Commonwealth of Puerto Rico – Just Another Moral Hazard
By Richard L. Wottrich, CEO & Senior Consultant, International Services
December 7, 2015, Chicago USA
Puerto Rico has been in the news lately, but its financial problems have been building for years. If Puerto Rico were just another Third World country we wouldn’t even notice. But Puerto Rico is a U.S. unincorporated territory, hence its people are U.S. citizens. They can enter the U.S. Mainland without a green card – and they do. Who wouldn’t with 12.4% unemployment and one third of the population on welfare? With no jobs, Puerto Rico’s population of 3.62 million is shrinking, as is its tax base.
We notice Puerto Rico because of the magic of its territorial status. Its government can issue U.S. double- and triple-tax free bonds, which can be legally bought by single-state municipal funds stateside. And they do. Puerto Rico’s recent bond yields are 12.3%. They are tax-exempt from federal, state and city taxes on the mainland. Standard & Poor’s rates Puerto Rico bonds as CCC-, and Moody’s rating is Caa3; both below investment grade.
The Puerto Rican government took these bond proceeds for years to install a lavish safety net. It has borrowed $72 billion plus another $33 billion in unfunded pension promises. This works out to over $25,000 of debt for each of its citizens, greater than its per-capita GDP of $23,840. Puerto Rico’s annual fiscal burden is equal to five times its annual tax proceeds. Puerto Rico GDP is $101.5 billion, which would be 60th in the world if it weren’t a U.S. unincorporated territory.
Governor Alejandro Garcia Padilla recently started a political game of chicken, announcing that the government could run out of cash and will pay for essential services over creditors. This shock to markets came a week after the Obama administration proposed giving the commonwealth unprecedented authority to restructure its entire debt burden through bankruptcy protection, a proposal the governor endorses. It is no stretch to imagine coordination of these pronouncements.
Wall Street makes big money on Puerto Rican bonds. In 87 bond deals since 2006, Puerto Rico sold $61 billion of bonds which resulted in fees to Wall Street firms of $1.4 billion, an average fee of 2.3% ($23.00 per $1,000). The fees charged were higher than those assessed on other financially troubled US states and cities. In fact, according to Reuters, banks such as UBS were paid gross spreads averaging 31% higher than spreads charged to Detroit.
For comparison, the fees that bankers are paid to underwrite U.S. mainland municipal bonds have been declining since financial markets started their recovery in 2009. Through May 23, 2013, state and local governments have paid underwriters on average $5.16 per $1,000 (0.51%) of bonds sold this year, according to Thomson Reuter. That number has come down almost 17% since it peaked at $6.21 (0.62%) in 2009, when deals were riskier to underwrite and fewer banks were competing for business following the financial downturn.
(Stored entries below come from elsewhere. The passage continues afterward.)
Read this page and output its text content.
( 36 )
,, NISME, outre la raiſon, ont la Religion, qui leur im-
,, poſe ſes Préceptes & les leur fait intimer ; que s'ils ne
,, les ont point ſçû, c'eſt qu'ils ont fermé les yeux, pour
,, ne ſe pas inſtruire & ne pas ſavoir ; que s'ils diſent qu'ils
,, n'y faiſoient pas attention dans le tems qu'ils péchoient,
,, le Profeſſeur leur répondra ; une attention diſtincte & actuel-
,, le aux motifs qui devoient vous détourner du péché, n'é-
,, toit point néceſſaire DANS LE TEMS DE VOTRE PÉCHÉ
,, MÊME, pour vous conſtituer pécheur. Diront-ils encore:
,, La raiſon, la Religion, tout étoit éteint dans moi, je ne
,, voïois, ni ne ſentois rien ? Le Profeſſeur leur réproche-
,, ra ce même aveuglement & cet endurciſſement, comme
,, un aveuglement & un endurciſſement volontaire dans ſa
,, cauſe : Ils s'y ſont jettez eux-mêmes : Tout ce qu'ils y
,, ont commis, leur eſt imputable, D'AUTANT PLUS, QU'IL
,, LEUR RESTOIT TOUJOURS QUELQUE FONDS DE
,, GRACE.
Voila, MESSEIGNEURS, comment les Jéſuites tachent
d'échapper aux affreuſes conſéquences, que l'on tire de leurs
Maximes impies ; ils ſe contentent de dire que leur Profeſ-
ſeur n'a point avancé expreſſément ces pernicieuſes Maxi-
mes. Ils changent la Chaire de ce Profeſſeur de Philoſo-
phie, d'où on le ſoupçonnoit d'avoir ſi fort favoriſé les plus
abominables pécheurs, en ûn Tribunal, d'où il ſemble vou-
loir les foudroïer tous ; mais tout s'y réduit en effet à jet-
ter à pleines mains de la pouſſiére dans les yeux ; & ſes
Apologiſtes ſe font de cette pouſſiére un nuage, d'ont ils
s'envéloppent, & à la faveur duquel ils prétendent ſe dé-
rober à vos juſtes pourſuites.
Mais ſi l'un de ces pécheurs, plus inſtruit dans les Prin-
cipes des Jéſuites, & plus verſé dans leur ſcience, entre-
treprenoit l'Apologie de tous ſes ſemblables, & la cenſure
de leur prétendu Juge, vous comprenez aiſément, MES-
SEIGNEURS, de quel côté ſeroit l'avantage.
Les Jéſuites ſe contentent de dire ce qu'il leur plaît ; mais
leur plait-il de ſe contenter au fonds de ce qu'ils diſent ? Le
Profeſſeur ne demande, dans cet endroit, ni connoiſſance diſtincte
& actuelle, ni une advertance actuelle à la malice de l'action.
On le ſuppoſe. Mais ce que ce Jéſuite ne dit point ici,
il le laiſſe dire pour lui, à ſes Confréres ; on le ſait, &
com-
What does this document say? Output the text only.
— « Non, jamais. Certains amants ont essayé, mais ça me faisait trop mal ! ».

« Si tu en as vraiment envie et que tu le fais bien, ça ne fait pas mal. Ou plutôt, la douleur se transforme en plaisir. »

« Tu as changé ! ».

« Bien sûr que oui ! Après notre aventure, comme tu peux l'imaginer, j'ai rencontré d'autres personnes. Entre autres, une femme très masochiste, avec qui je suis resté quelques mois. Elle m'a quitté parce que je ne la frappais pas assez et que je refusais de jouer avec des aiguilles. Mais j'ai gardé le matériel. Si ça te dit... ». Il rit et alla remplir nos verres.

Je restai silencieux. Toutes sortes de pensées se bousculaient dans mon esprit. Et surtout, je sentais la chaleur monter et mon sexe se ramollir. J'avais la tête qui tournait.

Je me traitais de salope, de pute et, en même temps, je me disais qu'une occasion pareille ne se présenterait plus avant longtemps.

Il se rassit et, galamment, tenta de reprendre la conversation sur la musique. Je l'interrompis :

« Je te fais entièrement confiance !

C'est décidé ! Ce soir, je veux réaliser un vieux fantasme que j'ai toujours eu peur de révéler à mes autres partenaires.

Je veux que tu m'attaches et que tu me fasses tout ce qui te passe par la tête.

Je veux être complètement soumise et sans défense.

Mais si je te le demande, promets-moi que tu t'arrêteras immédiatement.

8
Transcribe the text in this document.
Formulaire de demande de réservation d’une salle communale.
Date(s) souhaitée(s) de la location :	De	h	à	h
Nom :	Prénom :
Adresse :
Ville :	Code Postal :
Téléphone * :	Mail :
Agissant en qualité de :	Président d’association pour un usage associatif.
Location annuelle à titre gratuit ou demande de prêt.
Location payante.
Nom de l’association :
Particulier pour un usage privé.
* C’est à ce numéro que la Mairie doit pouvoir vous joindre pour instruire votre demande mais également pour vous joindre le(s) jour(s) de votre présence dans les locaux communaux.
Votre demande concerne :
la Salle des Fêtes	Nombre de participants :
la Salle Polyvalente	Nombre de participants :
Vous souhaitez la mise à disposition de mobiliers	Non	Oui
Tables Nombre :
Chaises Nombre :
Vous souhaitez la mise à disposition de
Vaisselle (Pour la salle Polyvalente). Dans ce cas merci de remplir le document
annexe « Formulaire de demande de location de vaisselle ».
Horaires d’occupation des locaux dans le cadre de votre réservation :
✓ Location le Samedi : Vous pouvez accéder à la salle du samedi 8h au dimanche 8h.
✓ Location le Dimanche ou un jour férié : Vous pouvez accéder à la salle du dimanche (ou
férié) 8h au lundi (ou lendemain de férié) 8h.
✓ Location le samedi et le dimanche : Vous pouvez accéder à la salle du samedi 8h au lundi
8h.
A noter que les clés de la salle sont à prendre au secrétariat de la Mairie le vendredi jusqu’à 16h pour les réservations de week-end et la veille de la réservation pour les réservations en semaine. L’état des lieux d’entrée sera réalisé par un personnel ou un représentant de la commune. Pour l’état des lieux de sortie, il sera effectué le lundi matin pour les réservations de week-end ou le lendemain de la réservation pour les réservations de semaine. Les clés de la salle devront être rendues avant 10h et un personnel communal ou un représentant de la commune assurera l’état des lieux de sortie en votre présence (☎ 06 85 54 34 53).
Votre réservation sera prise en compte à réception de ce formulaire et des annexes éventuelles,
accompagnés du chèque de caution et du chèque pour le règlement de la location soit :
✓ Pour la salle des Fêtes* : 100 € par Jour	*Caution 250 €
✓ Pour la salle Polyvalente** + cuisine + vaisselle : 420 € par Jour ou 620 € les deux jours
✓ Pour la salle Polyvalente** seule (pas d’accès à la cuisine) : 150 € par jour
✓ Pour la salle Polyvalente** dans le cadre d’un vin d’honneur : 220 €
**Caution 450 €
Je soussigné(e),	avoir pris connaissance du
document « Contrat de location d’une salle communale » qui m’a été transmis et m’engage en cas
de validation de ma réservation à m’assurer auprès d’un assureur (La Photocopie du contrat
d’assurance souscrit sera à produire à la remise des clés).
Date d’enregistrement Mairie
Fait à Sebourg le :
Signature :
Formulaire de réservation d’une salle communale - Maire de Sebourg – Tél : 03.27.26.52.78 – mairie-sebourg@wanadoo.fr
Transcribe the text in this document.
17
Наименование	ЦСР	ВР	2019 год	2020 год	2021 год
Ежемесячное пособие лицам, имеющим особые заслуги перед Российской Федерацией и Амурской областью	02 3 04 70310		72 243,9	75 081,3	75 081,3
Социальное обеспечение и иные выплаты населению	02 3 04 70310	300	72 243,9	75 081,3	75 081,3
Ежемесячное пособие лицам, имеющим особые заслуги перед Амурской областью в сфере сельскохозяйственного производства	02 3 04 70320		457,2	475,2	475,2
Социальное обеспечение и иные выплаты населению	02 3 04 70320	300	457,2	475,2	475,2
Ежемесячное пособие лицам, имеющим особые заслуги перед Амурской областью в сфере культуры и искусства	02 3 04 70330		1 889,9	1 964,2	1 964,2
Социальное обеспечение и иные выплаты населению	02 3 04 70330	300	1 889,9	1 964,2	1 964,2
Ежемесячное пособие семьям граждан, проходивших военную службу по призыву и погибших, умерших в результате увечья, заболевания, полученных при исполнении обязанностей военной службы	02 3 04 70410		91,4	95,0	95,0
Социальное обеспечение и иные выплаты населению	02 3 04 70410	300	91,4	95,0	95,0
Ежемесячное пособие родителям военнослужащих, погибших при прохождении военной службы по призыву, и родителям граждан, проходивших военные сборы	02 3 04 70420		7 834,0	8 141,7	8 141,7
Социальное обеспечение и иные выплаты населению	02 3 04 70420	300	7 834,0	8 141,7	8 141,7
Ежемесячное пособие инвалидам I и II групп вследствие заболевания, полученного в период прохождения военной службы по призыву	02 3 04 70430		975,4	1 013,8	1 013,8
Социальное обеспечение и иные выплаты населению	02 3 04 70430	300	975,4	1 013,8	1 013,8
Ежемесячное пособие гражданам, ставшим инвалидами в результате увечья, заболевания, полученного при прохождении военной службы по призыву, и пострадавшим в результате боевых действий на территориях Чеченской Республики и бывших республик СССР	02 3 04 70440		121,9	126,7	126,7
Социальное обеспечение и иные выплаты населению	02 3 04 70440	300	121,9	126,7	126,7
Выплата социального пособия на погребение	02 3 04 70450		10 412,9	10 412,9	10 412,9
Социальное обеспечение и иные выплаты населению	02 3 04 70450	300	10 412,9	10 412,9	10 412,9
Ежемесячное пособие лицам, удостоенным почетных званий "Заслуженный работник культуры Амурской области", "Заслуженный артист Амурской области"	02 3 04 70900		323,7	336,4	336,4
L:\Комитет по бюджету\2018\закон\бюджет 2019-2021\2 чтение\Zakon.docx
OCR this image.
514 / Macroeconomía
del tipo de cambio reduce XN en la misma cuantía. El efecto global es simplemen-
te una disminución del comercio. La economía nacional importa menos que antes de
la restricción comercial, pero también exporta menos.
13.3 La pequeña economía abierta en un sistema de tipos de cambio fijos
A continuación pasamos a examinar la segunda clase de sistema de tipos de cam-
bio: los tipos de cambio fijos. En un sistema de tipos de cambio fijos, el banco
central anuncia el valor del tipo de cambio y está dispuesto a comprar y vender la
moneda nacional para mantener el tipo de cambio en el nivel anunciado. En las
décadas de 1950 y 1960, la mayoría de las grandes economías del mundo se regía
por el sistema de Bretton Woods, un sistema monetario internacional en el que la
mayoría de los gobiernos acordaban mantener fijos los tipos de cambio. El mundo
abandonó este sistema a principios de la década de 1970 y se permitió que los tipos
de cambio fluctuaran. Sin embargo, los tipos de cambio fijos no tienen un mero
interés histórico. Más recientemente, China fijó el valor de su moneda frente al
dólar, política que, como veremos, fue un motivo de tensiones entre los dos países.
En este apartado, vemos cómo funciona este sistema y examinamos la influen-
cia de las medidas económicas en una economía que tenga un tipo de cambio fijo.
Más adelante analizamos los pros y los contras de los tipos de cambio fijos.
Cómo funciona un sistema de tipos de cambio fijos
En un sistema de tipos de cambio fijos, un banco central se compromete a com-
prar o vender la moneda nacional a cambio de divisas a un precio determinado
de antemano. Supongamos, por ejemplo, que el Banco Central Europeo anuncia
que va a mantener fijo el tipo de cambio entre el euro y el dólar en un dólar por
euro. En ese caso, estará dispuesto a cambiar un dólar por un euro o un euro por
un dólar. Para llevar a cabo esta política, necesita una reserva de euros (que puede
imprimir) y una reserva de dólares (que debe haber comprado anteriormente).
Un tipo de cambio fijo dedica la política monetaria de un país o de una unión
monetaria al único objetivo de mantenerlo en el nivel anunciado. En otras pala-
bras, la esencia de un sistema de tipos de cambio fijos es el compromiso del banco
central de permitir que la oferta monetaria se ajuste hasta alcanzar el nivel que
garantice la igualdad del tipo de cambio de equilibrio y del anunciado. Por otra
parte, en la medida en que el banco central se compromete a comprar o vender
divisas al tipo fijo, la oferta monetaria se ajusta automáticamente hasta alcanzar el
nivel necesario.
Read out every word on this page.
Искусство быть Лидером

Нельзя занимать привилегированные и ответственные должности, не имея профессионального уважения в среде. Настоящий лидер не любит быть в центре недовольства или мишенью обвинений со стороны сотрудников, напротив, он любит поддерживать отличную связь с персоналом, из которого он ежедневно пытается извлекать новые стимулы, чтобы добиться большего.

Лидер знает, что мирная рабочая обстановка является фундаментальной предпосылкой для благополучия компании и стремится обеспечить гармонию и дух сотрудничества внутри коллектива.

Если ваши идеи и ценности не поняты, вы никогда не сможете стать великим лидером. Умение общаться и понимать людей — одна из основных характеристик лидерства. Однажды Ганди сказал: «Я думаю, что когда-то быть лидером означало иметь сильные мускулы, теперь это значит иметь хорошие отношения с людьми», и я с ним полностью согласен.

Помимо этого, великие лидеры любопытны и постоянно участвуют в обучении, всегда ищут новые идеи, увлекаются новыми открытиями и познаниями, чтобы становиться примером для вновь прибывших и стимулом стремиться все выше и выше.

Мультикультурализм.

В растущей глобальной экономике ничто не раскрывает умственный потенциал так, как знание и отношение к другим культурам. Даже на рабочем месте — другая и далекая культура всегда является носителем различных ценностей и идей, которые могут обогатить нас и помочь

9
UBS, one of the major underwriters of Puerto Rican debt, not only charged fees to underwrite Puerto Rican bonds, they then packaged these bonds into their own “closed end mutual funds”, charging retail investors a “front end load” of 4.75 % and annual fees of 1%. This represents a total load of 8.05% ($80.50 per $1,000). No wonder Wall Street loves Puerto Rico!
This is a classic example of moral hazard, as Wall Street understands that the federal government will probably step in to bail out Puerto Rico in the event of default. Last week the U.S. Supreme Court agreed to hear Puerto Rico’s bid to reinstate a law that would allow restructuring of the debt-burdened U.S. territory’s public agencies. This is a mind-numbing potentiality that could lead to all 50 U.S. states gaining the right to bankruptcy – and federal taxpayer bailouts.
Of those Puerto Ricans who have stayed in country, only one fourth have jobs, and one fourth of them work for the government. Private-sector employment is 647,000, just 17.3% of the island population. In the U.S. private sector jobs account for 42% of the population. Over 1.3 million people received food stamps in Puerto Rico each month in fiscal year 2013 (34.8% of the population).
A democratically elected bicameral legislature governs Puerto Rico, but the U.S. Congress controls many fundamental aspects of Puerto Rican life. In November 2012, a non-binding referendum resulted in 54% of Puerto Ricans voting to reject its Commonwealth territorial clause of the U.S. Constitution. Among respondents to a second question about alternatives, 61% voted for statehood as the preferred alternative to the current territorial status.
This proves that Puerto Rican citizens do not know how good they have it. Puerto Rico cannot yet declare bankruptcy, just as a U.S. state cannot. In fact, its legal status as a “ward” of the U.S. Congress implies federal bailouts anytime it requires funding. Puerto Rico has all the benefits of being nanny state without actually being a nanny state. This too is the essence of a moral hazard.
Puerto Rico is the only significant U.S. unincorporated territory, followed by the much smaller islands of Guam, the Northern Mariana Islands, and the United States Virgin Islands. Thank God for small favors.